Große Oper, große Gesten

Große Oper, große Gesten
Erfolgreicher Auftakt der Münchner Opernfestspiele mit "Tosca" und "La Juive".

"Turandot" mit Nina Stemme und Johan Botha, "Der Rosenkavalier" mit Anja Harteros und Günther Groissböck, "La Traviata" mit Sonya Yoncheva und Rolando Villazón, "Maskenball" mit Piotr Beczala, "Meistersinger" mit Wolfgang Koch und Jonas Kaufmann – das sind nur Auszüge aus dem Programm der Opernfestspiele, die bis Ende Juli in München angesetzt sind. Zum ersten Mal steht Kirill Petrenko, Generalmusikdirektor der Bayerischen Staatsoper, bei diesem Anlass am Pult, und zwar gleich bei vier Werken. Bisher war das aufgrund seiner "Ring"-Dirigate in Bayreuth nicht möglich gewesen.

Große Oper, große Gesten
Gleich zum Auftakt der Festspiele begeisterte er mit Puccinis "Tosca" so sehr, dass Opernexperten zugeben mussten, dieses Werk wahrscheinlich noch nie so gut gehört zu haben. Petrenkos Lesart ist völlig unsentimental, etwaiger Puccini-Zuckerguss ist weggefegt, bei ihm ist "Tosca" kalorienarm, aber enorm reichhaltig, dramaturgisch ausgefeilt, präzise in jedem Detail, hochdramatisch und gleichermaßen einfühlsam.

Traumbesetzung

Auch die Besetzung, die Intendant Nikolaus Bachler aufbieten kann, ist die denkbar beste: Anja Harteros als Tosca singt hochemotional, kultiviert und berührend; Jonas Kaufmann als Cavaradossi gestaltet jede Phrase traumhaft schön und fühlt sich neben Harteros offensichtlich wohler, als zuletzt in Wien neben Angela Gheorghiu – "E lucevan le stelle" muss er diesmal nicht wiederholen, weil Petrenko sofort weiterdirigiert; Bryn Terfel als Scarpia begeistert mit dämonischer Verführungskraft. Die alte Inszenierung von Luc Bondy bietet den Sängern immerhin Gelegenheit, lustvoll miteinander zu spielen.
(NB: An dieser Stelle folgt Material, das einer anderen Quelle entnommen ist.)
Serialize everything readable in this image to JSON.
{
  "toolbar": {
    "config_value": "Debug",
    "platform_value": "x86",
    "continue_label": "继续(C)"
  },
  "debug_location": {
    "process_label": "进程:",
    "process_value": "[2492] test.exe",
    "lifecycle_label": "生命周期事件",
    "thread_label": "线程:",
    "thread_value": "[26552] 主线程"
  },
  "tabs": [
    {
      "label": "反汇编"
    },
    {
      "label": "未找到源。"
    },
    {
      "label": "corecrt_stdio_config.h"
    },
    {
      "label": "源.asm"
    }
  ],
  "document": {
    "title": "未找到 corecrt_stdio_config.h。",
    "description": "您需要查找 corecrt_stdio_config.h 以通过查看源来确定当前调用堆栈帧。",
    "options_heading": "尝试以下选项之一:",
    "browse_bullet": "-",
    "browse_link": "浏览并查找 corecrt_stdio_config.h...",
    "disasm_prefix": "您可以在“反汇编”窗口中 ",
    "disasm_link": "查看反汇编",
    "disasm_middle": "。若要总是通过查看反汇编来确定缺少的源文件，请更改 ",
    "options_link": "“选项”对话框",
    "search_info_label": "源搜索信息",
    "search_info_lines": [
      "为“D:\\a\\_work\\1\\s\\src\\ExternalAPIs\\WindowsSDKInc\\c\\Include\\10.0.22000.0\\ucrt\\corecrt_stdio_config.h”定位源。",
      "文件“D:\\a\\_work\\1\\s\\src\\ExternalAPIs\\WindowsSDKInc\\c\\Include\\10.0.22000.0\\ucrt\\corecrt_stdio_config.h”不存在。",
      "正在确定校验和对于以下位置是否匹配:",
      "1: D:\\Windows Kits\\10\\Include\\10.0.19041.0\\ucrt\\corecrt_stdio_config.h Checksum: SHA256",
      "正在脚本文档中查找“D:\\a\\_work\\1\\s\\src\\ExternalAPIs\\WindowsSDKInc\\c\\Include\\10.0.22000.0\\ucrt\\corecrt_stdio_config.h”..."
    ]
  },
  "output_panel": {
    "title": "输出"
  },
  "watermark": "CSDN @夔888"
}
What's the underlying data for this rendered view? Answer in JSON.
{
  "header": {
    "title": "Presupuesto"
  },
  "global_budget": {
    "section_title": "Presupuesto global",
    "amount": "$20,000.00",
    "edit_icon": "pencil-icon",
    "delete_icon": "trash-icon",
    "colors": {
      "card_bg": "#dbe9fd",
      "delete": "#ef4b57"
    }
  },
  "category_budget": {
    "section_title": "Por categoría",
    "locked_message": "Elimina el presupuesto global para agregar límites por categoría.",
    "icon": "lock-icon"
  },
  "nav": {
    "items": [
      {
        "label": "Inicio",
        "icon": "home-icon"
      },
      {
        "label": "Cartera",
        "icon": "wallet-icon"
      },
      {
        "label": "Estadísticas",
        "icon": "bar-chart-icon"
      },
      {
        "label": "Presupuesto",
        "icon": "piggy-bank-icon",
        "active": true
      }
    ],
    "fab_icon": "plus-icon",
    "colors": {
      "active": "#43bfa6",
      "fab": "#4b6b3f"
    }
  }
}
Schon tags darauf gab es die erste Neuproduktion: Fromental Halevys "La Juive", nicht annährend so stringent und differenziert umgesetzt wie "Tosca". Die Inszenierung von Calixto Bieto setzt auf Reduktion, arbeitet das Thema der Religionskonflikte, der Gewalt, des Hasses und der Liebe durchaus heraus. Sie bedient sich jedoch einiger Klischees und deutet manches, etwa Pädophilie, an, ohne es wirklich zu begründen. Das Bühnenbild von Rebecca Ringst – zwölf metallische Stelen – erinnert an die "Ring"-Produktion von Robert Lepage an der MET, wird aber zu wenig in die Geschichte integriert.

Der Vorteil der kargen Inszenierung besteht immerhin darin, dass auch bei den Sängern der Fokus auf innere Konflikte gelegt wird. Was bis zur großen Éléazar-Arie "Rachel, quand du Seigneur" tadellos funktioniert. Bei dieser jedoch fällt Roberto Alagna zurück in alte Operngesten, hetzt durch die Arie, konzentriert sich auf Spitzentöne und Effekte, statt auf Gestaltung und steht am Ende mit erhobenen Armen da, als hätte er Frankreich zum EM-Titel geschossen. An Neil Shicoffs Interpretation des zentralen Moments dieser Grand opéra darf man da nicht denken.

Abgesehen davon liegt Alagnas Tenor die Partie des Éléazar sehr gut, seine Diktion ist ganz klar, der zweite Akt der Höhepunkt. Aleksandra Kurzak ist eine Rachel mit schönem Timbre und ausreichend Dramatik. Fabelhaft singt John Osborn die enorm hohe Partie des Léopold, Vera-Lotte Böcker ist eine attraktive Eudoxie, mit klarer Höhe, aber nicht allzu großer Stimme, Ain Anger ein famoser Kardinal Brogni.

Bertrand de Billy dirigiert mit großem Engagement und sensibel, versucht klarzumachen, warum "La Juive" solche Wirkung auf Verdi und Wagner hatte, einige Tempi sind gewöhnungsbedürftig. Die Fassung ist ähnlich jener in Wien, die jahrelang erfolgreich lief, also ohne Ouvertüre, ohne Ballette, ohne Chorwiederholungen.

Insgesamt ein packendes erstes Festspiel-Wochenende.